Loading market data...

Yat Siu: Fase Selanjutnya dari Metaverse Adalah Agen AI Tak Terlihat yang Berjalan di Blockchain

Yat Siu: Fase Selanjutnya dari Metaverse Adalah Agen AI Tak Terlihat yang Berjalan di Blockchain

Yat Siu mengatakan minggu ini bahwa metaverse berkembang melampaui dunia digital imersif yang kebanyakan orang bayangkan. Sebaliknya, ia berargumen bahwa fase selanjutnya akan didorong oleh agen AI yang secara diam-diam menangani perdagangan, pembayaran, dan koordinasi — semuanya berjalan di infrastruktur blockchain di balik layar.

Pernyataan tersebut disampaikan dalam sebuah panel virtual pada hari Kamis, membingkai ulang metaverse lebih sebagai ekonomi backend daripada pengalaman frontend. Siu, tokoh terkenal di ranah game kripto, menggambarkan skenario di mana pengguna hampir tidak menyadari transaksi yang terjadi di sekitar mereka.

Pergeseran ke agen otonom

Menurut Siu, agen AI sudah mulai mengambil alih tugas-tugas yang biasa dilakukan manusia secara manual di dalam dunia virtual: membeli aset, menegosiasikan perdagangan, dan mengelola logistik. Ia mengatakan agen-agen ini akan semakin beroperasi tanpa input langsung dari pengguna, mengandalkan kontrak pintar dan buku besar terdesentralisasi untuk menyelesaikan kesepakatan.
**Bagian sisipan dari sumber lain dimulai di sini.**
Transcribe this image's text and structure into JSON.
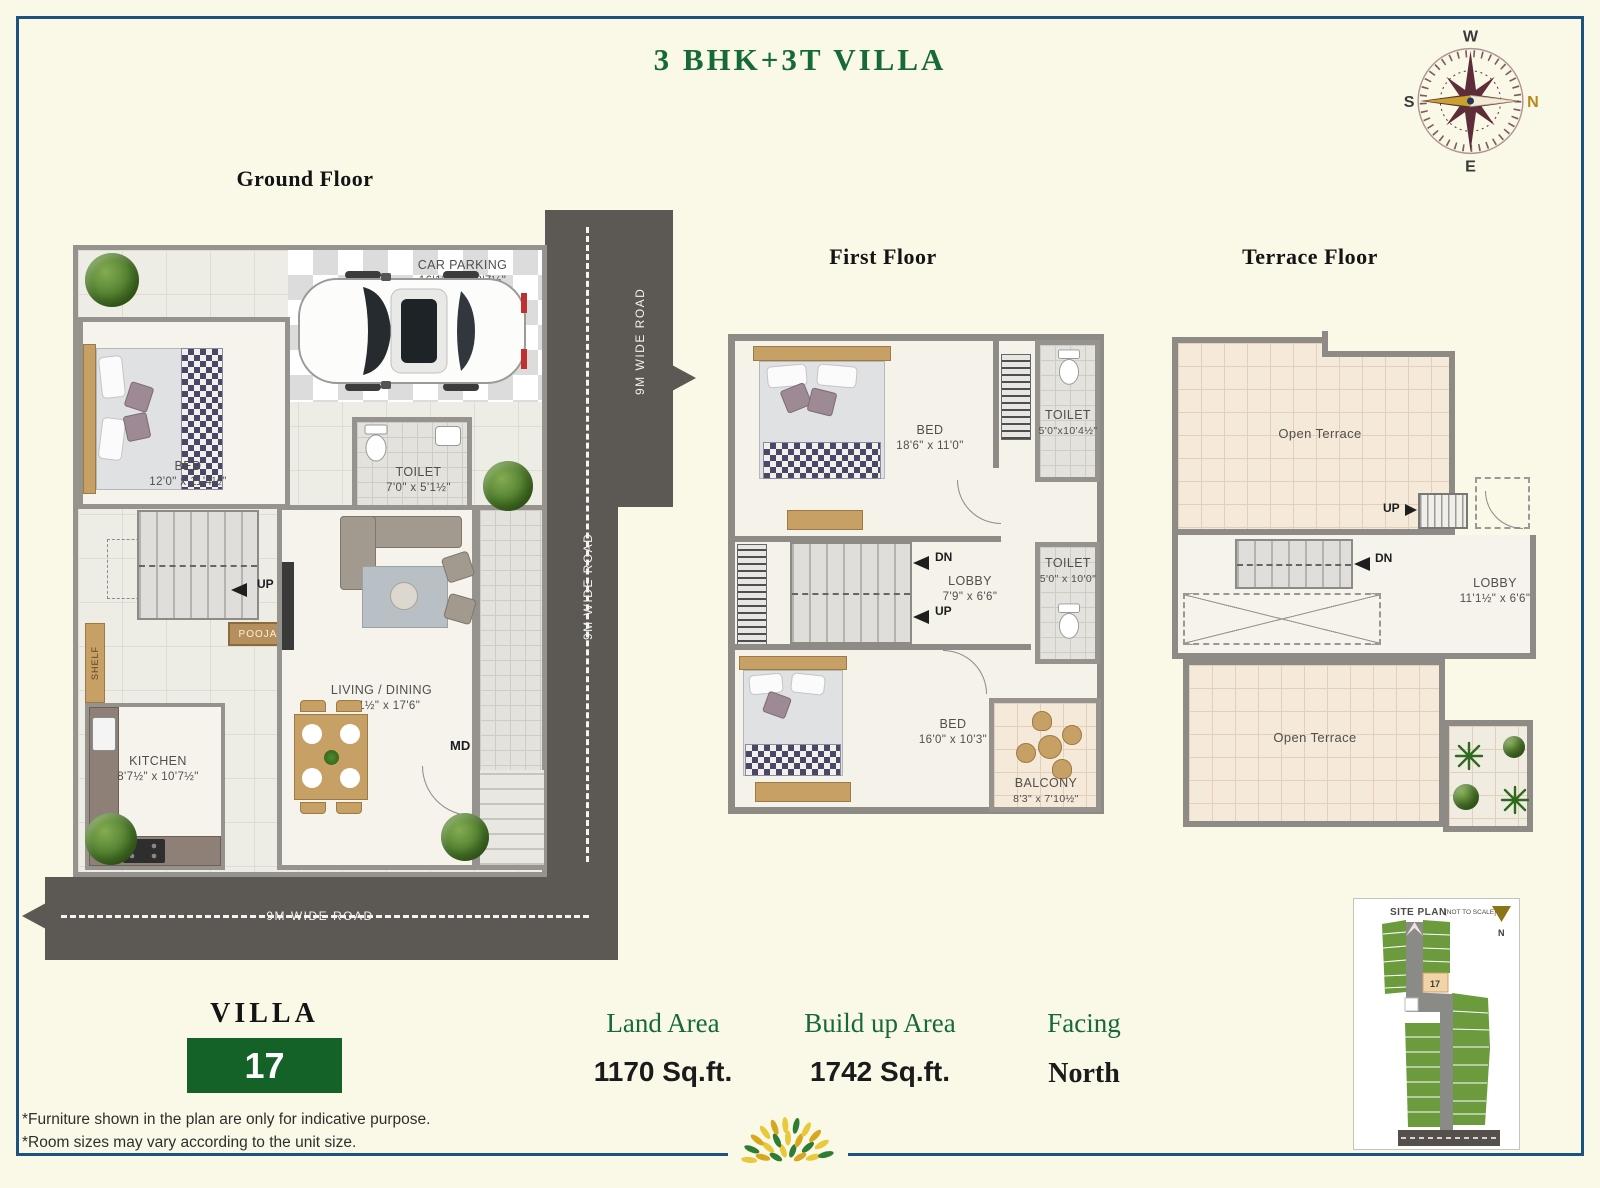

“Metaverse bukan lagi sekadar berjalan-jalan dengan headset,” kata Siu, memparafrasekan pernyataannya sendiri. “Ini tentang perangkat lunak yang memindahkan nilai untuk Anda.”

Blockchain sebagai tulang punggung yang tenang

Pergeseran itu menempatkan blockchain dalam peran pendukung — bukan sebagai fitur yang mencolok, melainkan sebagai lapisan penyelesaian untuk ekonomi mesin-ke-mesin. Siu menekankan bahwa infrastruktur ini harus cepat, murah, dan andal, karena agen AI akan mengeksekusi ribuan transaksi mikro per detik.

Waktu pelaksanaan ini penting. Seiring stabilnya pasar kripto pada tahun 2026, para pengembang semakin fokus pada kasus penggunaan fungsional daripada NFT spekulatif. Visi Siu sesuai dengan tren tersebut: utilitas di atas gebyar, infrastruktur di atas jumlah penonton.

Apa yang akan dilihat pengguna

Jika Siu benar, rata-rata orang tidak akan melihat sebagian besar hal ini. Alih-alih mengklik “beli” di marketplace, agen AI mungkin memesan kursi konser virtual, membayarnya dengan stablecoin, dan meneruskan tiket ke teman — semuanya sebelum pengguna selesai sarapan.

Ketidakjelasan itulah intinya. Siu berargumen bahwa aplikasi blockchain yang paling sukses adalah yang tidak Anda sadari, seperti protokol HTTP internet yang berjalan di latar belakang setiap halaman web.

Apakah pengguna akan menyambut tingkat otomatisasi itu — atau merasa terganggu — masih menjadi pertanyaan terbuka. Namun, pernyataan Siu memperjelas arah yang ia yakini akan dituju industri ini.